Duplipensar – Segundo Orwell, esta atitude implica a denominada
duplicidade de pensamento, quando sabemos perfeitamente o que está errado e nos
auto-convencemos de que está certo. Assim, o cérebro humano ganha a capacidade
de guardar simultaneamente duas crenças contraditórias e acata ambas.
É à luz desta
filosofia de comportamentos que poderemos “compreender” (e aceitar!?) como
melhoraremos a economia acelerando os despedimentos; como deveremos empobrecer
o País para que este saia da crise; como seremos mais cultos na medida em que
mais escolas ou bibliotecas encerrarmos; como aumentaremos a nossa mobilidade
portajando as estradas ou fechando as vias férreas; como resolveremos os
esbanjamentos autárquicos eliminando freguesias; como equilibraremos o défice
extinguindo (provisoriamente!?) feriados; como seremos mais prósperos abatendo
barcos e tractores; como ficaremos mais saudáveis fechando hospitais; enfim, como
viveremos mais felizes, encarando a austeridade como uma incontornável bênção
imposta por outros.
Neste sistema
político a palavra dispõe dum significativo papel. É pela lógica da palavra,
quase sempre serena, que tudo se explica, mesmo o inatingível, que tudo se
afigura lógico, mesmo o absurdo, que tudo se aproxima da facilidade, mesmo o
impossível.

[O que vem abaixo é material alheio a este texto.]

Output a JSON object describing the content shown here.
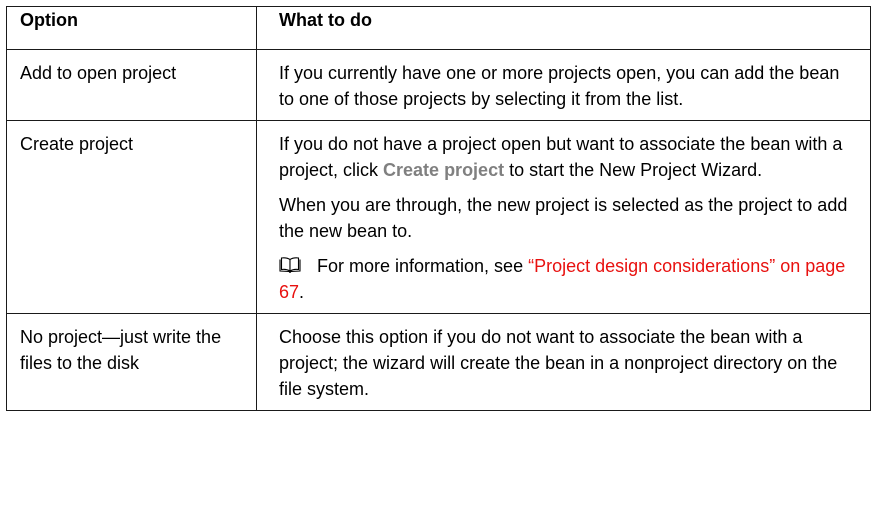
{
  "header": {
    "option": "Option",
    "what_to_do": "What to do"
  },
  "rows": [
    {
      "option": "Add to open project",
      "desc_1": "If you currently have one or more projects open, you can add the bean to one of those projects by selecting it from the list."
    },
    {
      "option": "Create project",
      "desc_pre": "If you do not have a project open but want to associate the bean with a project, click ",
      "desc_term": "Create project",
      "desc_post": " to start the New Project Wizard.",
      "desc_2": "When you are through, the new project is selected as the project to add the new bean to.",
      "note_pre": "For more information, see ",
      "note_link": "“Project design considerations” on page 67",
      "note_post": ".",
      "note_icon": "book-icon"
    },
    {
      "option": "No project—just write the files to the disk",
      "desc_1": "Choose this option if you do not want to associate the bean with a project; the wizard will create the bean in a nonproject directory on the file system."
    }
  ],
  "colors": {
    "link": "#e8110f",
    "ui_term": "#808080",
    "border": "#1a1a1a"
  }
}
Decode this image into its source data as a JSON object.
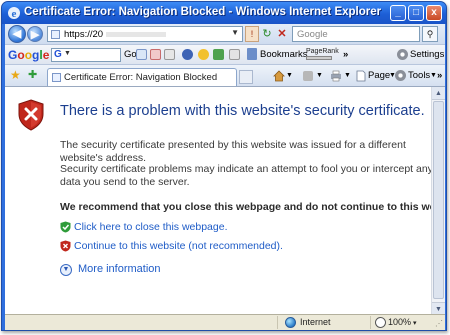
{
  "window": {
    "title": "Certificate Error: Navigation Blocked - Windows Internet Explorer",
    "minimize": "_",
    "maximize": "□",
    "close": "x"
  },
  "addressbar": {
    "url": "https://20",
    "search_placeholder": "Google"
  },
  "google_toolbar": {
    "logo_letters": [
      "G",
      "o",
      "o",
      "g",
      "l",
      "e"
    ],
    "search_glyph": "G",
    "go_label": "Go",
    "bookmarks_label": "Bookmarks",
    "pagerank_label": "PageRank",
    "more": "»",
    "settings_label": "Settings"
  },
  "tab": {
    "label": "Certificate Error: Navigation Blocked"
  },
  "command_bar": {
    "page_label": "Page",
    "tools_label": "Tools",
    "more": "»"
  },
  "content": {
    "heading": "There is a problem with this website's security certificate.",
    "para1": "The security certificate presented by this website was issued for a different website's address.",
    "para2": "Security certificate problems may indicate an attempt to fool you or intercept any data you send to the server.",
    "recommend": "We recommend that you close this webpage and do not continue to this website.",
    "close_link": "Click here to close this webpage.",
    "continue_link": "Continue to this website (not recommended).",
    "more_info": "More information"
  },
  "statusbar": {
    "zone": "Internet",
    "zoom": "100%",
    "zoom_dd": "▾"
  },
  "colors": {
    "title_blue": "#1d5fd6",
    "heading_blue": "#1c3f8f",
    "link_blue": "#1f5cc7",
    "error_red": "#c0271c",
    "safe_green": "#2f9c3a"
  },
  "icons": [
    "ie-icon",
    "back-icon",
    "forward-icon",
    "page-icon",
    "certificate-error-icon",
    "refresh-icon",
    "stop-icon",
    "search-icon",
    "favorites-star-icon",
    "add-favorites-icon",
    "home-icon",
    "feeds-icon",
    "print-icon",
    "gear-icon",
    "shield-error-icon",
    "green-shield-icon",
    "red-shield-icon",
    "chevron-down-circle-icon",
    "globe-icon",
    "zoom-icon"
  ]
}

Dizer hoje uma coisa e logo o seu contrário, cumprir hoje uma
função e logo a rejeitar, formular hoje um compromisso e logo o contradizer,
tudo é assumido em nome da inabalável certeza da infalibilidade.
Há pouco
mentiam-nos, agora iludem-nos; não tenho certezas quanto à vantagem de um
processo sobre o outro, quando ambos são gravosos e ofensivos para com a nossa
dignidade.
Fiódor
Dostoiévski (1821-1881), o grande escritor russo, nos seus Escritos
Ocasionais, disse a este propósito: “Uma grande parte da infelicidade no mundo tem sido causada por
confusão e fracasso de se dizer a palavra certa no momento certo. Uma palavra
que não é proferida no momento certo é prejudicial, e tem sido sempre assim.
Porque é que uma classe da população deveria ter medo de ser honesta com outra?
De que é que têm medo?”
Por mim, sinto fazer aquilo que posso, aquilo que devo: exercer o meu
modesto poder da palavra contra a poderosa palavra do poder.